I can think of a couple of reasons for dropping this healthy and meaningful paradigm (or heuristic) of thinking about human nature, the brain, and evolution and replacing it with the Cartesian view of sidelining action-performance in favor of an inflated notion of the mental life.
1- Probably the establishment of religious doctrines after the fall of Ancient Greece and the rise of neo-Platonist philosophies (re-interpreting Aristotle in idealist ways) shaped the intellectual tradition for the longest time. The concepts of soul, spirit, and afterlife deeply distorted the Aristotelian ways of thinking about human action, virtue, and psychology. We just ended up inflating a notion of human life in which our ultimate reality lies in our mind and the behaviors are negligible details. These deeply rooted and culturally inherited ideas shape the given common sense and socially conditioned institutions.
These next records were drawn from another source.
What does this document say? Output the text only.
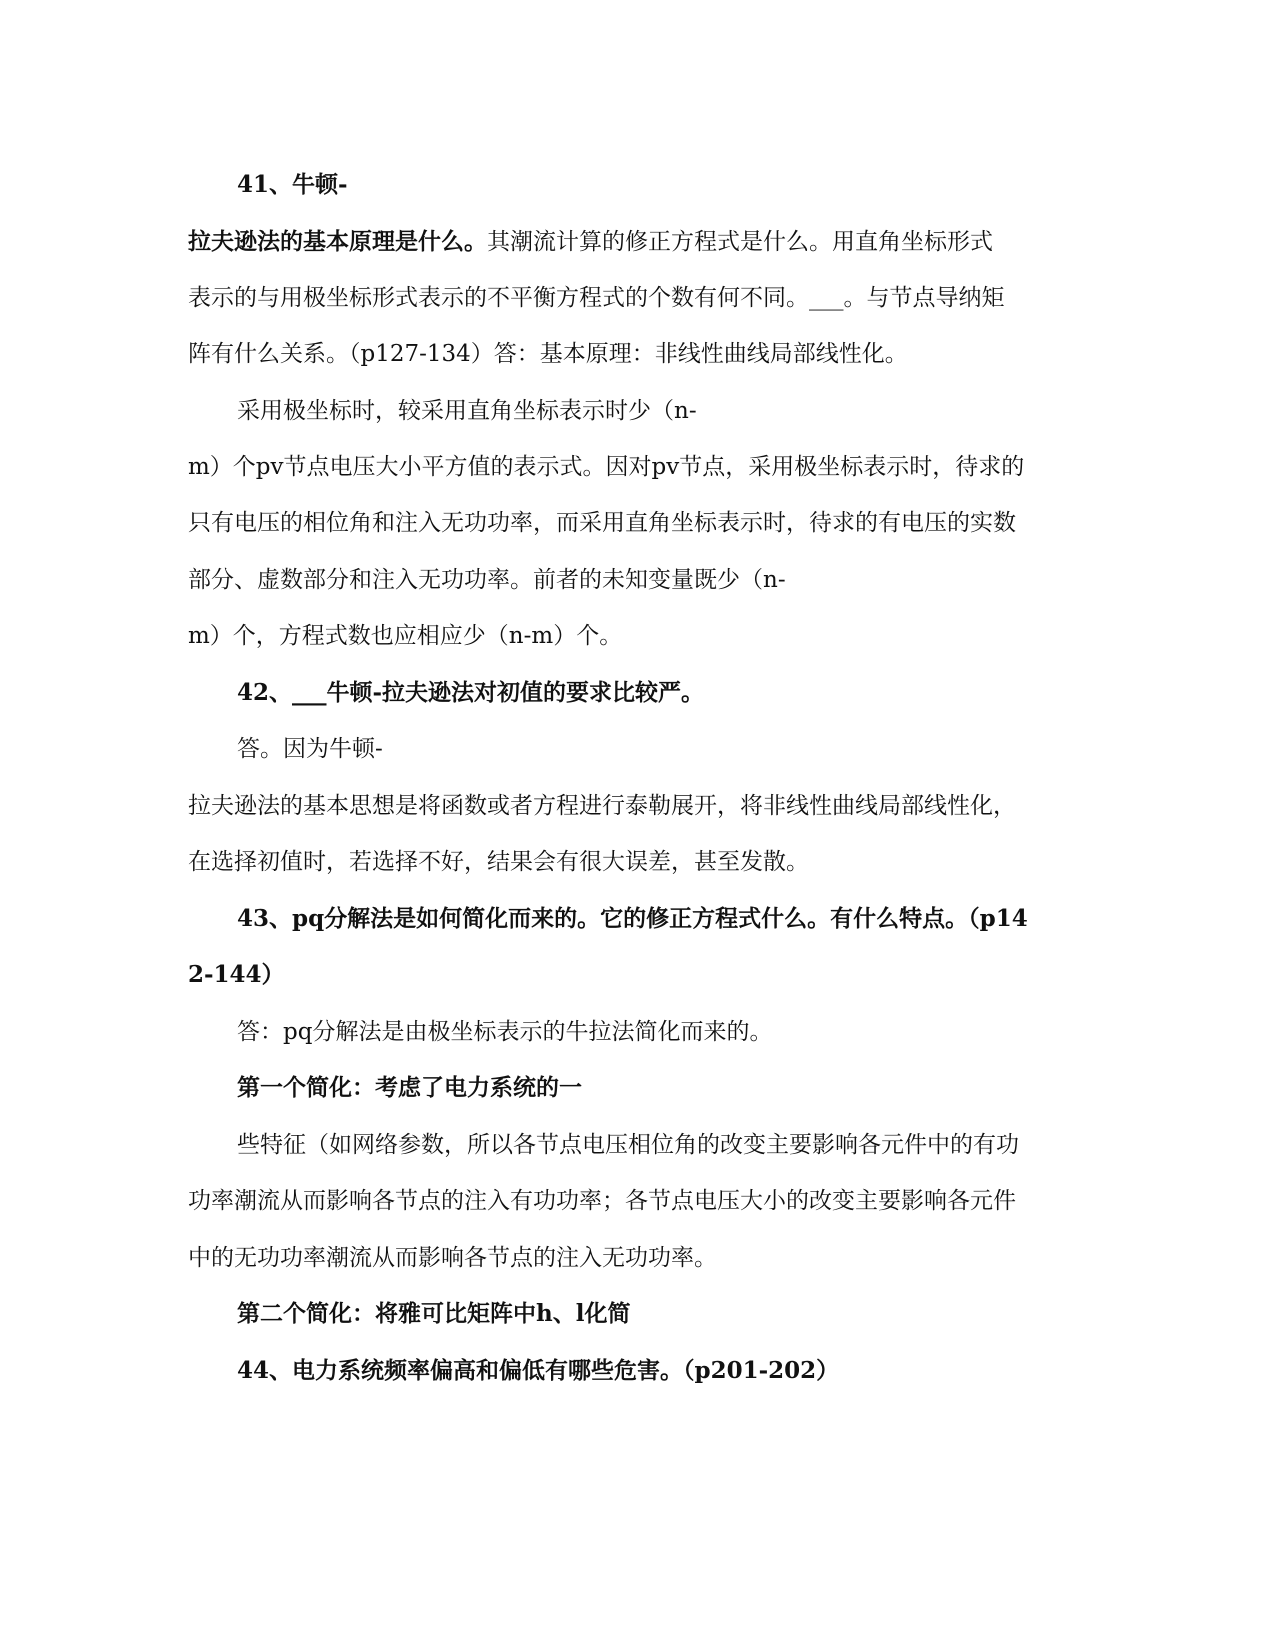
41、牛顿-
拉夫逊法的基本原理是什么。其潮流计算的修正方程式是什么。用直角坐标形式
表示的与用极坐标形式表示的不平衡方程式的个数有何不同。___。与节点导纳矩
阵有什么关系。（p127-134）答：基本原理：非线性曲线局部线性化。
采用极坐标时，较采用直角坐标表示时少（n-
m）个pv节点电压大小平方值的表示式。因对pv节点，采用极坐标表示时，待求的
只有电压的相位角和注入无功功率，而采用直角坐标表示时，待求的有电压的实数
部分、虚数部分和注入无功功率。前者的未知变量既少（n-
m）个，方程式数也应相应少（n-m）个。
42、___牛顿-拉夫逊法对初值的要求比较严。
答。因为牛顿-
拉夫逊法的基本思想是将函数或者方程进行泰勒展开，将非线性曲线局部线性化，
在选择初值时，若选择不好，结果会有很大误差，甚至发散。
43、pq分解法是如何简化而来的。它的修正方程式什么。有什么特点。（p14
2-144）
答：pq分解法是由极坐标表示的牛拉法简化而来的。
第一个简化：考虑了电力系统的一
些特征（如网络参数，所以各节点电压相位角的改变主要影响各元件中的有功
功率潮流从而影响各节点的注入有功功率；各节点电压大小的改变主要影响各元件
中的无功功率潮流从而影响各节点的注入无功功率。
第二个简化：将雅可比矩阵中h、l化简
44、电力系统频率偏高和偏低有哪些危害。（p201-202）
This makes the action-oriented view of human nature somehow counter-intuitive.
2- the division between mental and manual labor and disregard for the latter both in antiquity and also in capitalist societies could have shaped our folk understanding of human behavior and its relation to the human brain.
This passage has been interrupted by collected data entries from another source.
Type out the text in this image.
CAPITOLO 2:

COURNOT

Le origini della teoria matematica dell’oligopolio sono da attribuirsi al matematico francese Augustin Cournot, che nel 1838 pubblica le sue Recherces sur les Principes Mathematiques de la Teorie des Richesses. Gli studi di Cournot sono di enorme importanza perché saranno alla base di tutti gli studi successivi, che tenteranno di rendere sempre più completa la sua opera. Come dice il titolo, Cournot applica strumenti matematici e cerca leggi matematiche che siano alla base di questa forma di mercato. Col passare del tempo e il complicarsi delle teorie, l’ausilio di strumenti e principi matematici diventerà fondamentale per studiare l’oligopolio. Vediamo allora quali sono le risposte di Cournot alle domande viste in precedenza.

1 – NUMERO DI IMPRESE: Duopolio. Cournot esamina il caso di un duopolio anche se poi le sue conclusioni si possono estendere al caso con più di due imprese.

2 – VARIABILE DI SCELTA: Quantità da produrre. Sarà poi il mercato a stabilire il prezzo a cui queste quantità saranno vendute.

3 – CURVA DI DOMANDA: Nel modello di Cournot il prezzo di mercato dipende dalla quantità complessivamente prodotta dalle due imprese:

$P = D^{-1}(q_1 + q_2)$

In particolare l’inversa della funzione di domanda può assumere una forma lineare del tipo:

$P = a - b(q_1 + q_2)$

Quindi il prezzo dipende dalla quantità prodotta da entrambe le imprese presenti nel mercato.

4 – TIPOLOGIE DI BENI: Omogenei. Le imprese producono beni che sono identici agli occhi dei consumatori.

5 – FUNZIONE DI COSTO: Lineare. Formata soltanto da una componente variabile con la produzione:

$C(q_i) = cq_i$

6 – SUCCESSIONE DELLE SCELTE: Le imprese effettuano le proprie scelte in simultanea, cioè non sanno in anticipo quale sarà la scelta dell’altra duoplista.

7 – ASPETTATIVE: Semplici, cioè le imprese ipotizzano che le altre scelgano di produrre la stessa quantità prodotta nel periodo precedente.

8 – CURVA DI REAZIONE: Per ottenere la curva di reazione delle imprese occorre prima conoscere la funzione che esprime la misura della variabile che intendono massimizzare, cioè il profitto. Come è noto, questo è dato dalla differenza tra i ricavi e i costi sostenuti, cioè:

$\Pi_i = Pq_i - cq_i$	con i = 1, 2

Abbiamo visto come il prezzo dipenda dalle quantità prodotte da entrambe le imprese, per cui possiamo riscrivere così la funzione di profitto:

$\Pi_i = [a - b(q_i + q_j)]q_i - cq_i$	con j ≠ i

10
3-Cartesian revolution with a mechanistic view human body inflating the human mind and establishing mind-body duality shaped the philosophical common sense of philosophers and psychologists for years (this influence became much more widespread with a Kantian view of mechanism, of human free will and mind-body dualism).
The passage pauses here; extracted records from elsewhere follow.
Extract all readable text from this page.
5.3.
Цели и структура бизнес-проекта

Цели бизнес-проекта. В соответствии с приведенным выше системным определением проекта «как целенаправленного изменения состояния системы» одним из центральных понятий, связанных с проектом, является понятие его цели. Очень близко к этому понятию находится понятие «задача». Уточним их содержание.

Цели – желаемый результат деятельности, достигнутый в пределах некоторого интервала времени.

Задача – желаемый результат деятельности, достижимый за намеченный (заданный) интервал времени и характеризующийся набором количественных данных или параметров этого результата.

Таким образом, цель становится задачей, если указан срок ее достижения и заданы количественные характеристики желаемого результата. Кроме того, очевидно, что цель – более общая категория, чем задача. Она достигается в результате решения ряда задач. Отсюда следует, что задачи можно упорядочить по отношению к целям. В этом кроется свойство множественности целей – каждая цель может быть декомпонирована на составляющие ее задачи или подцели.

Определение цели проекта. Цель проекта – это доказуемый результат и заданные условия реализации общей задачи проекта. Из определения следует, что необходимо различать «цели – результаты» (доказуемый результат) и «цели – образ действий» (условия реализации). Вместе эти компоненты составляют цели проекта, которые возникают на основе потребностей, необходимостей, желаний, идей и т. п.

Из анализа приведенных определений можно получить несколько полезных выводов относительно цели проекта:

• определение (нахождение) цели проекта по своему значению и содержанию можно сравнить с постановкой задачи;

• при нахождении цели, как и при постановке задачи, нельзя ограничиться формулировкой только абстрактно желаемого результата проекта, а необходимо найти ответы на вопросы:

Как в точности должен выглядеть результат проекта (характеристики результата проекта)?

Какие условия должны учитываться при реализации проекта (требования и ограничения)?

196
4- Bourgeoise or capitalist society shapes property relationships in which individuals are treated as atomized units rewarded and held responsible through economic and legal institutions. In this socially shaped view of individuality, your virtues, habits, and psychological dispositions do not matter anymore. The deontological responsibilities are what matters. The concept of virtue is eradicated as much as the concept of the naturalistic self shaped by nature and environment. The legal construct of self is supposed to be rational and held accountable in a way that capitalist societies and organizations need individuals to act.
Finally, our moral actions and judgments are not mental and modular. Rather, they are culturally shaped behaviors in the space of coordinative structures of agents (animals) and environment. Moral rules or laws are not the best way to capture human life. Primarily, moral laws or instincts do not exist, virtuous humans and their behavior, habits, and personalities exist. This way of looking at humans and their behavior (especially their moral behavior) now is counterintuitive but it is almost a liberating way of looking at human behavior and human life. Not that many people, throughout human history, have had the chance to enjoy this liberating way of looking at human life, brain, and nature. Among these "not many," one could probably include Aristotle and Marx and people like my supervisor (Mike Anderson). It is just a treat to be among these not many. To experience this Gestalt shift. To have this counter-intuitive understanding. Enjoy the scene.